Background: Hemodynamic forces exert a profound influence on endothelial signaling and, when abnormal, contribute centrally to human vascular disease. Pulmonary arterial hypertension (PAH) is characterized by both hemodynamic derangement and pulmonary arterial endothelial cell (PAEC) dysfunction. Despite importance in disease initiation and progression, the combined effects of shear and pressure forces on PAEC biology remain incompletely understood, particularly in the context of PAH. Methods: PAECs obtained at explant from controls and patients with idiopathic PAH or congenital heart disease-associated PAH (CHD-PAH) were cultured in a custom resistor-coupled microfluidic platform and exposed to static, low (3 dyne/cm ² ), or high (20 dyne/cm ² ) shear stress under either low or elevated (60 mmHg) pressure. After 24 hours, we assessed cellular morphology and performed transcriptomic analysis via bulk RNA sequencing, incorporating analyses of PAH subtype and donor sex. Results: Morphologically, PAECs (n=18 donors) aligned with flow under high, but not low, shear, and alignment was not significantly altered by disease state or pressure. As expected, shear stress fundamentally reorganized the PAEC transcriptome. The "dose-response" to increasing shear differed across biological pathways in six statistically significant patterns. Increasing shear led to divergence in transcription between control and PAH cells, particularly in pathways involved in immune activation, stress signaling, and vascular remodeling, with subtype differences also observed.

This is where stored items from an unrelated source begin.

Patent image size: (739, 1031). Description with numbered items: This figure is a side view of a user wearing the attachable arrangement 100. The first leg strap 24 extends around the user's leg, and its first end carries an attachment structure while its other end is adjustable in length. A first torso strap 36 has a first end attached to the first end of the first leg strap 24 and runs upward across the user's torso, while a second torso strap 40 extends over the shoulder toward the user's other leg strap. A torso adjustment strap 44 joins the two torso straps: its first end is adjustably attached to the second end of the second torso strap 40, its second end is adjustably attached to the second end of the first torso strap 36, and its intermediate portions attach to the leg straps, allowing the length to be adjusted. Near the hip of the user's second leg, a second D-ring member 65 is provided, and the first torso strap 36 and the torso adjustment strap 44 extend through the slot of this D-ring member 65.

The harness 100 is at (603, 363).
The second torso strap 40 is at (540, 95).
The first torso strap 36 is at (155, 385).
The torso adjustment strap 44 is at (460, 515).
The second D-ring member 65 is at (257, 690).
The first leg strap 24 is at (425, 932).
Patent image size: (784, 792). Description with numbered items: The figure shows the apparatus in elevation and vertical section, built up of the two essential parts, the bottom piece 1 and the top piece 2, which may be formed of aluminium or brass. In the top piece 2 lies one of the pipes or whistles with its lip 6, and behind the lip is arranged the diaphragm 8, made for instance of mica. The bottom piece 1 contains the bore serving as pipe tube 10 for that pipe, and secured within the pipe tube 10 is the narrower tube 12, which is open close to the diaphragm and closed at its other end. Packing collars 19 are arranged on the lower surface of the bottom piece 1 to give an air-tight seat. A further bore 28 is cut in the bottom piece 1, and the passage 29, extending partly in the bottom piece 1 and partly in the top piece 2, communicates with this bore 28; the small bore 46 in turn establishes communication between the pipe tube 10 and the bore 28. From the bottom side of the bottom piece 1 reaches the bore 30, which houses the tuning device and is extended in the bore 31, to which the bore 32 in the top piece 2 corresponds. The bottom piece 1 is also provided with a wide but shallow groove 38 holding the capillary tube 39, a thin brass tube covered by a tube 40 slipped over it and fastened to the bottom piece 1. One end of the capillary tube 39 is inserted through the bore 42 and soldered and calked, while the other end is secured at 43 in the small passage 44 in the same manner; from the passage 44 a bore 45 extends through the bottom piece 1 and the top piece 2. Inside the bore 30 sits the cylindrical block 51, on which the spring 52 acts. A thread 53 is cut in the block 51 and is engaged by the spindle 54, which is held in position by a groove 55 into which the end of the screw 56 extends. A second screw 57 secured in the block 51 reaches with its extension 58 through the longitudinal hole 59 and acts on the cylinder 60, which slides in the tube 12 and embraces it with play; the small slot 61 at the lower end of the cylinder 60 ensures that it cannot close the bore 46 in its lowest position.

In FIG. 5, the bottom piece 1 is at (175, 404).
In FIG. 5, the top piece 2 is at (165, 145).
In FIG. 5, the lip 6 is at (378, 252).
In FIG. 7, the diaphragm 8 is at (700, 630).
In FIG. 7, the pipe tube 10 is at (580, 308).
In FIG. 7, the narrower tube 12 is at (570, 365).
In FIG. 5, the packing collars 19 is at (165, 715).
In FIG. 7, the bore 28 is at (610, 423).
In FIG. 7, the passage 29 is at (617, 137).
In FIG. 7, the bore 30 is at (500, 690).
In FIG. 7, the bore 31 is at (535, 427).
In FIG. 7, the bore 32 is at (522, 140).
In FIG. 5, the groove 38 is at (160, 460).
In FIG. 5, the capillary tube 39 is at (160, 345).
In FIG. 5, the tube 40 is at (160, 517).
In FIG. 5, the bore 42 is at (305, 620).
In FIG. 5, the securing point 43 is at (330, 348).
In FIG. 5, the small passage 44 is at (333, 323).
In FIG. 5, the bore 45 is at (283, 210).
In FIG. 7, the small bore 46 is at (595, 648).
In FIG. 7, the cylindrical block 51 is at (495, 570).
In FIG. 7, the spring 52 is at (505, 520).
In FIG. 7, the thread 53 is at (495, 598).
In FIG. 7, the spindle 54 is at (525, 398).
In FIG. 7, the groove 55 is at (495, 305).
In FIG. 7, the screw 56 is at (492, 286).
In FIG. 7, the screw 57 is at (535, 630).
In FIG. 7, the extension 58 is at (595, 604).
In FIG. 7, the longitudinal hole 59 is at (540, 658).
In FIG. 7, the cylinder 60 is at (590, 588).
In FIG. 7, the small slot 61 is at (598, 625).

Pressure had modest effects on transcription, with CHD-PAH PAECs notably displaying pressure-induced stress and inflammatory signaling. We identified sexual dimorphism in the endothelial shear response, including that male cells under shear enriched for proliferative and angiogenic pathways and female cells for fatty acid metabolism and stress responses. Conclusions: We provide a systems-level overview of how shear and pressure shape PAEC transcription, revealing divergent responses across disease state, PAH subtype, and donor sex. These findings highlight the need for further investigation into mechanosensitive pathways in PAH as potential novel therapeutic targets.